Hematopoietic development is orchestrated by gene regulatory networks that progressively induce lineage-specific transcriptional programs. To guarantee the appropriate level of complexity, flexibility, and robustness, these networks rely on transcriptional and post-transcriptional circuits involving both transcription factors (TFs) and microRNAs (miRNAs). The focus of this review is on RUNX1 (AML1), a master hematopoietic transcription factor which is at the center of miRNA circuits necessary for both embryonic and post-natal hematopoiesis. Interference with components of these circuits can perturb RUNX1-controlled coding and non-coding transcriptional programs in leukemia.

Figure 1

(a) RUNX1 is a hub of miRNAs targeting RUNX1 and miRNAs targeted by RUNX1. A number of miRNAs (>60 predicted by Targetscan, of which shown are only the ones experimentally validated) can inhibit RUNX1 protein expression by targeting the 3′UTR of RUNX1 mRNA. RUNX1 is predicted to target more than 200 miRNAs (shown are only the ones experimentally validated) and either repress or activate their transcription. Some miRNAs, such as miR-17 and miR-27, in turn can target RUNX1 in a feedback loop (dotted arrow). (b) Examples of possible RUNX1-miRNA feedback loops involved in megakaryocytic, monocytic, and granulocytic differentiation. In the latter case, RUNX1 may control miR-27 transcription indirectly, via CCAAT/enhancer-binding protein alpha (CEBPA) (dotted arrow).

Figure 2

Several factors can potentially disrupt RUNX1-miRNA circuits, including deregulation of RUNX1-targeting miRNAs. RUNX1 function has been shown to be deregulated by altered RUNX1 dosage (haploinsufficiency), point mutations, or chromosomal rearrangements (e.g., t(8;21), producing RUNX1-ETO).
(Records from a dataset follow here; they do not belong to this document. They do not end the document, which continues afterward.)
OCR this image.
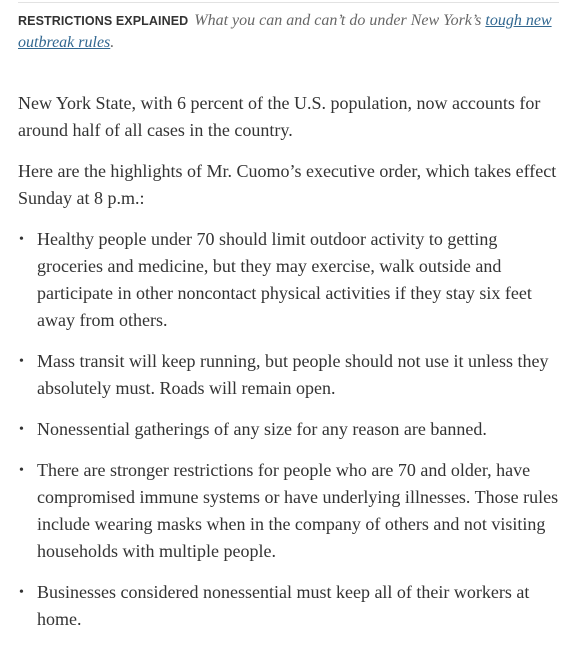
RESTRICTIONS EXPLAINED What you can and can’t do under New York’s tough new outbreak rules.

New York State, with 6 percent of the U.S. population, now accounts for around half of all cases in the country.

Here are the highlights of Mr. Cuomo’s executive order, which takes effect Sunday at 8 p.m.:

• Healthy people under 70 should limit outdoor activity to getting groceries and medicine, but they may exercise, walk outside and participate in other noncontact physical activities if they stay six feet away from others.
• Mass transit will keep running, but people should not use it unless they absolutely must. Roads will remain open.
• Nonessential gatherings of any size for any reason are banned.
• There are stronger restrictions for people who are 70 and older, have compromised immune systems or have underlying illnesses. Those rules include wearing masks when in the company of others and not visiting households with multiple people.
• Businesses considered nonessential must keep all of their workers at home.
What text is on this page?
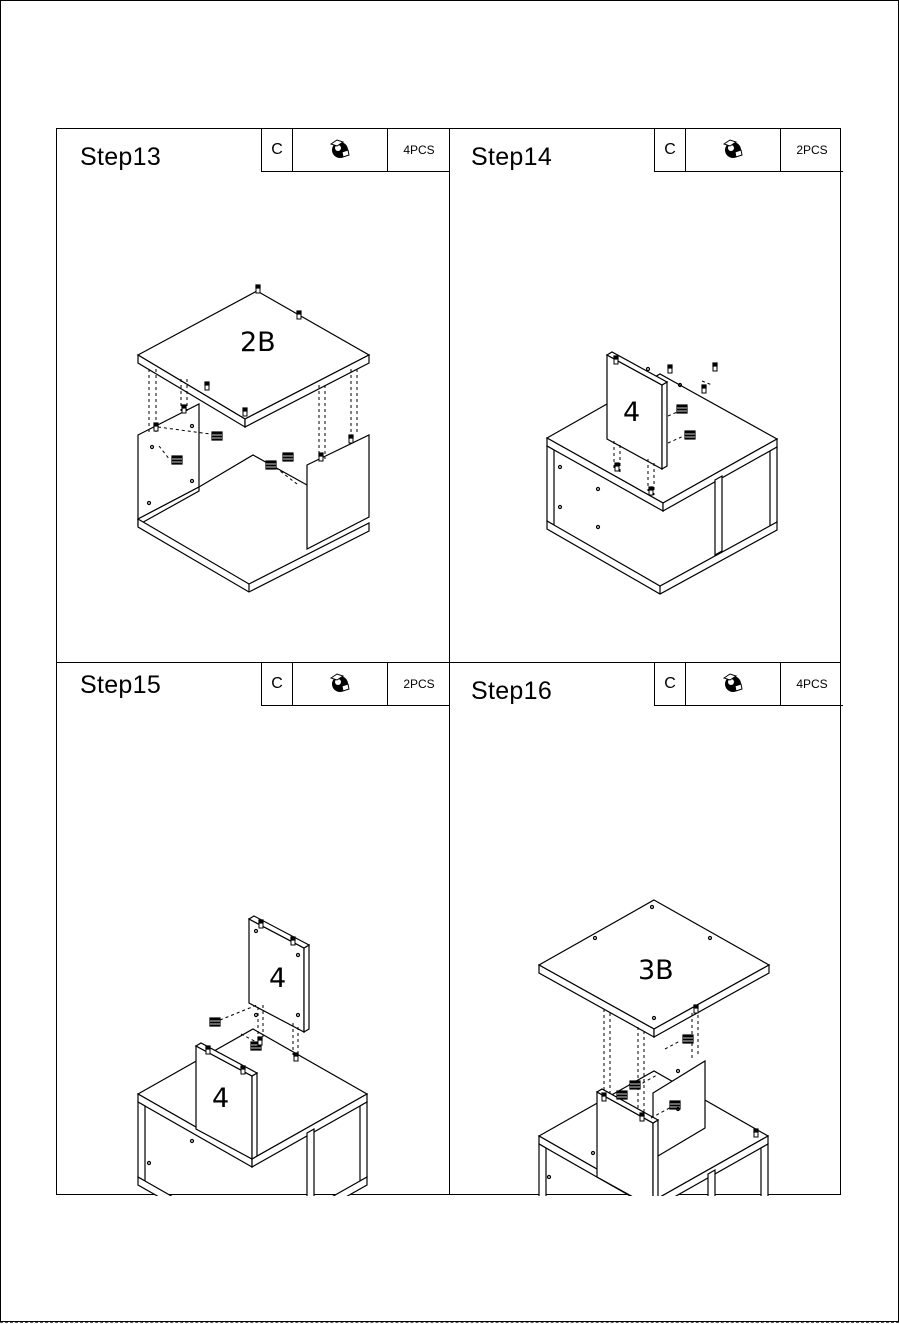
Step13	C	4PCS
2B
Step14	C	2PCS
4
Step15	C	2PCS
4
4
Step16	C	4PCS
3B
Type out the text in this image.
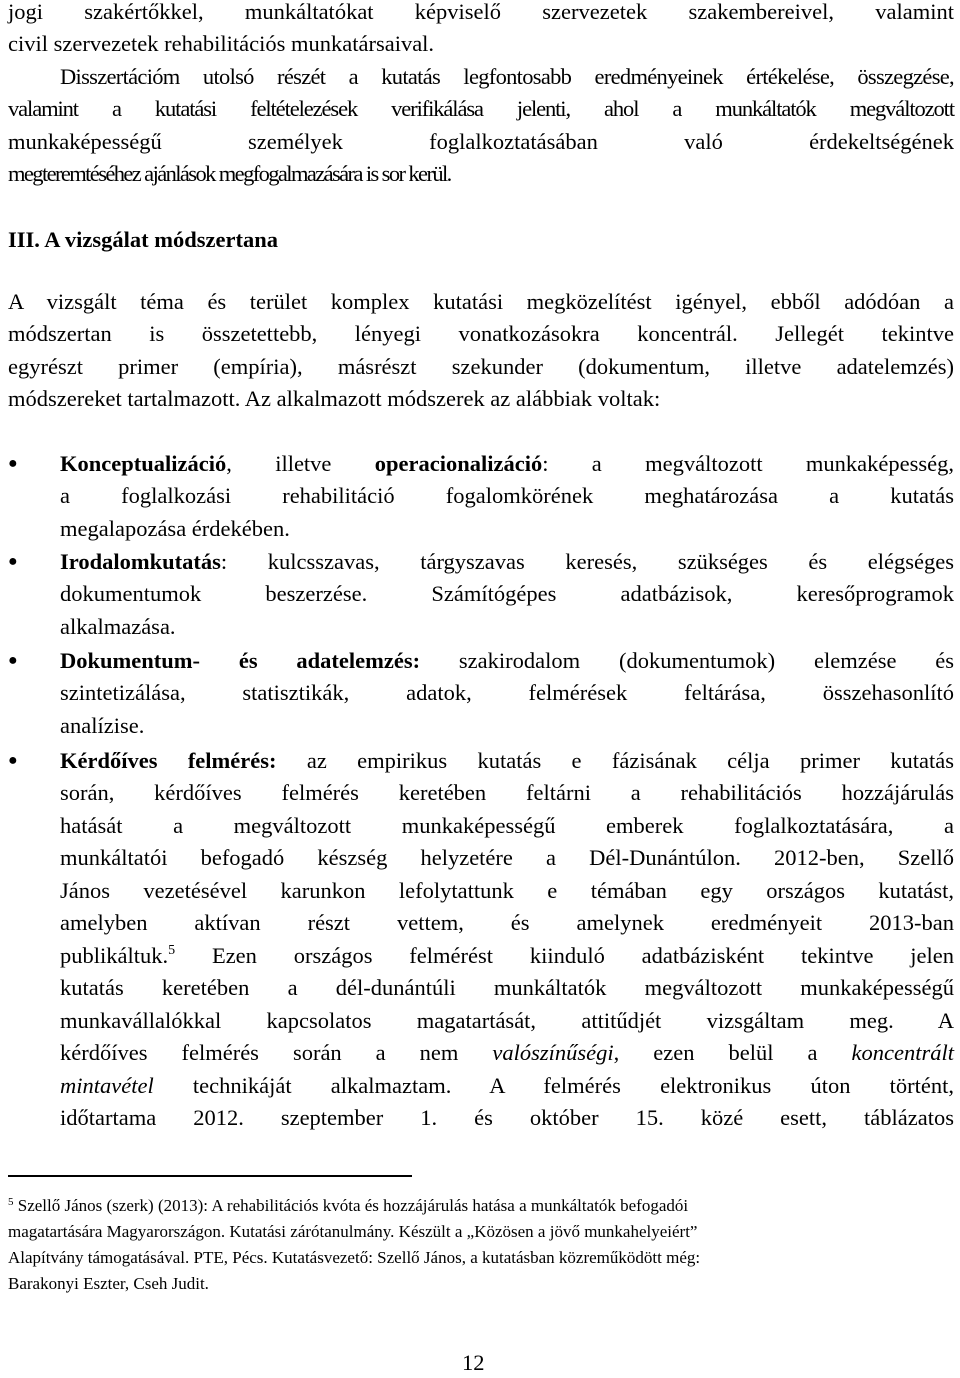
jogi szakértőkkel, munkáltatókat képviselő szervezetek szakembereivel, valamint
civil szervezetek rehabilitációs munkatársaival.
Disszertációm utolsó részét a kutatás legfontosabb eredményeinek értékelése, összegzése,
valamint a kutatási feltételezések verifikálása jelenti, ahol a munkáltatók megváltozott
munkaképességű személyek foglalkoztatásában való érdekeltségének
megteremtéséhez ajánlások megfogalmazására is sor kerül.
III. A vizsgálat módszertana
A vizsgált téma és terület komplex kutatási megközelítést igényel, ebből adódóan a
módszertan is összetettebb, lényegi vonatkozásokra koncentrál. Jellegét tekintve
egyrészt primer (empíria), másrészt szekunder (dokumentum, illetve adatelemzés)
módszereket tartalmazott. Az alkalmazott módszerek az alábbiak voltak:
● Konceptualizáció, illetve operacionalizáció: a megváltozott munkaképesség,
a foglalkozási rehabilitáció fogalomkörének meghatározása a kutatás
megalapozása érdekében.
● Irodalomkutatás: kulcsszavas, tárgyszavas keresés, szükséges és elégséges
dokumentumok beszerzése. Számítógépes adatbázisok, keresőprogramok
alkalmazása.
● Dokumentum- és adatelemzés: szakirodalom (dokumentumok) elemzése és
szintetizálása, statisztikák, adatok, felmérések feltárása, összehasonlító
analízise.
● Kérdőíves felmérés: az empirikus kutatás e fázisának célja primer kutatás
során, kérdőíves felmérés keretében feltárni a rehabilitációs hozzájárulás
hatását a megváltozott munkaképességű emberek foglalkoztatására, a
munkáltatói befogadó készség helyzetére a Dél-Dunántúlon. 2012-ben, Szellő
János vezetésével karunkon lefolytattunk e témában egy országos kutatást,
amelyben aktívan részt vettem, és amelynek eredményeit 2013-ban
publikáltuk.$^5$ Ezen országos felmérést kiinduló adatbázisként tekintve jelen
kutatás keretében a dél-dunántúli munkáltatók megváltozott munkaképességű
munkavállalókkal kapcsolatos magatartását, attitűdjét vizsgáltam meg. A
kérdőíves felmérés során a nem valószínűségi, ezen belül a koncentrált
mintavétel technikáját alkalmaztam. A felmérés elektronikus úton történt,
időtartama 2012. szeptember 1. és október 15. közé esett, táblázatos
$^5$ Szellő János (szerk) (2013): A rehabilitációs kvóta és hozzájárulás hatása a munkáltatók befogadói
magatartására Magyarországon. Kutatási zárótanulmány. Készült a „Közösen a jövő munkahelyeiért”
Alapítvány támogatásával. PTE, Pécs. Kutatásvezető: Szellő János, a kutatásban közreműködött még:
Barakonyi Eszter, Cseh Judit.
12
In addition, RUNX1 expression could be affected by deregulation of miRNAs targeting RUNX1. The impairment of RUNX1 function would lead to deregulation of RUNX1-target genes, including miRNAs (in red are shown the RUNX1-target miRNAs known to be repressed by RUNX1-ETO, while in black are shown other established RUNX1-target miRNAs). Deregulation of miR-223 and miR-222-221 by RUNX1-ETO is known to affect their targets, NF1A and KIT. Since RUNX1 can target, and be targeted by, the same miRNAs, deregulation of wild type RUNX1 may be reinforced or weakened through a feedback loop (dotted arrow). Similarly, RUNX1 function could be affected by impairment of its heterodimeric partner CBFB, which could be subjected to miRNA-mediated deregulation in addition to known chromosomal rearrangements.